Segundo o Aurélio, preconceito se refere ao “Conceito ou opinião formados antecipadamente, sem maior ponderação ou conhecimento dos fatos; ideia preconcebida. 2. Julgamento ou opinião formada sem se levar em conta o fato que os conteste; prejuízo. 3. P. ext. Superstição, crendice; prejuízo. 4. P. ext. Suspeita, intolerância, ódio irracional ou aversão a outras raças, credos, religiões, etc.:”

O preconceito tem um caráter social. Os seres humanos nascem livres de preconceitos, eles são construídos socialmente e geralmente servem para manter e consolidar a coesão social, a integração do grupo ou da sociedade, contribuindo com a construção da ordem social que resulta da implantação, através de processos de socialização, dos valores ou da visão de mundo dos setores dominantes.
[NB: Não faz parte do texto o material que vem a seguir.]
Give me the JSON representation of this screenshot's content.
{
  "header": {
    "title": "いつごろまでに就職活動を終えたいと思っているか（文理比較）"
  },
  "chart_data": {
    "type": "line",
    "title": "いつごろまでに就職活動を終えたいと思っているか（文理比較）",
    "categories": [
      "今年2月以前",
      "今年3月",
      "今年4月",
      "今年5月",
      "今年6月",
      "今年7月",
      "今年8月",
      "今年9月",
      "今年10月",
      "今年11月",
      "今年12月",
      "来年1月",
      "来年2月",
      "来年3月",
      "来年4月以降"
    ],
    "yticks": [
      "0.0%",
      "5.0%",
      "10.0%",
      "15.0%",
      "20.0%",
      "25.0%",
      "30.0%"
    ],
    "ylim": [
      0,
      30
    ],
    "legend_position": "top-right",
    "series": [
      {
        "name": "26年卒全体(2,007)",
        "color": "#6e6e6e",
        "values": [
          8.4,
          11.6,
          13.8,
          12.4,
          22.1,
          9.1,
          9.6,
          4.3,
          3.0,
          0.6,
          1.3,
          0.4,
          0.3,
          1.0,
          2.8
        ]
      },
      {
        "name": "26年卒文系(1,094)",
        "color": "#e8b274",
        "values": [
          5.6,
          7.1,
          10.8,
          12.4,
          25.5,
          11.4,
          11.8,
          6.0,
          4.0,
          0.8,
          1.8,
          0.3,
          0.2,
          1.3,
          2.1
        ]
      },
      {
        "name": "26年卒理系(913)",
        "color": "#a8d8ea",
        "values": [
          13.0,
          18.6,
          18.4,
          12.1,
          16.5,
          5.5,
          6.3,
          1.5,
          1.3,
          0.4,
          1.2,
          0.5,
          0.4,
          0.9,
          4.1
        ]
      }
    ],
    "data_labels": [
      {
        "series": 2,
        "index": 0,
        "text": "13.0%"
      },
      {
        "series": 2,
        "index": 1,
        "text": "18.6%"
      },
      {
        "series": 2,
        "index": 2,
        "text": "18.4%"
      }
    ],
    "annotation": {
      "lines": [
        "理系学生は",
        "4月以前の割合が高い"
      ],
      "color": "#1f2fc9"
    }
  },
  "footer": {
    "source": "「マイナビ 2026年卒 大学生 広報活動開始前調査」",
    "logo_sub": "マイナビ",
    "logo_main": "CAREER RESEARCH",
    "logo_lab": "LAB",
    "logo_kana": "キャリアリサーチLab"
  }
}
Devemos diferenciar, contudo, o preconceito do etnocentrismo. A noção de etnocentrismo, é utilizada para designar as visões que identificavam à fronteira da humanidade com a própria sociedade, língua, classe social, religião ou caráter nacional, colocando tudo o que se encontra além dessa fronteira no terreno da natureza ou do não civilizado.

A sociologia ensina que olhar e explicar o mundo desde um ponto de vista centrado na própria experiência social e cultural é uma disposição universal dos seres humanos. Sendo a humanidade sociocêntrica, o etnocentrismo é, do ponto de vista sociológico, um fenômeno normal. Normal, no sentido em que acontece em todas as sociedades conhecidas.

O preconceito, por sua vez, se caracteriza por uma tomada de posição moral. O indivíduo com predisposição para o preconceito rotula o comportamento diferente, isto é, desqualifica e deslegitima o comportamento daqueles cujos valores não coincidem com os valores do grupo de referência. Geralmente o preconceito apresenta-se com um conteúdo negativo, isto é, na medida em que não é facilitador de um processo reflexivo que ajude a contemplar e refletir sobre a diversidade humana, permitindo de alguma maneira o exercício da tolerância. Assim, os juízos provisórios que, mesmo desmentidos pela análise científica ou por argumentos racionalmente elaborados, se mantém inalterados, são considerados preconceitos. Dependendo de sua intensidade o preconceito pode ser perigoso para a sociedade e para o indivíduo. Os elevados índices de violência orientados por preconceitos contra diversas minorias atestam o perigo que uma atitude preconceituosa, intolerante, de negação das diferenças, pode representar para a sociedade. A história está cheia de exemplos sobre a “banalidade do mal” orientada por atitudes preconceituosas – racistas ou homofóbicas – cuja intensidade é bem maior nos contextos nos quais a liberdade de opinião não pode ser exercida.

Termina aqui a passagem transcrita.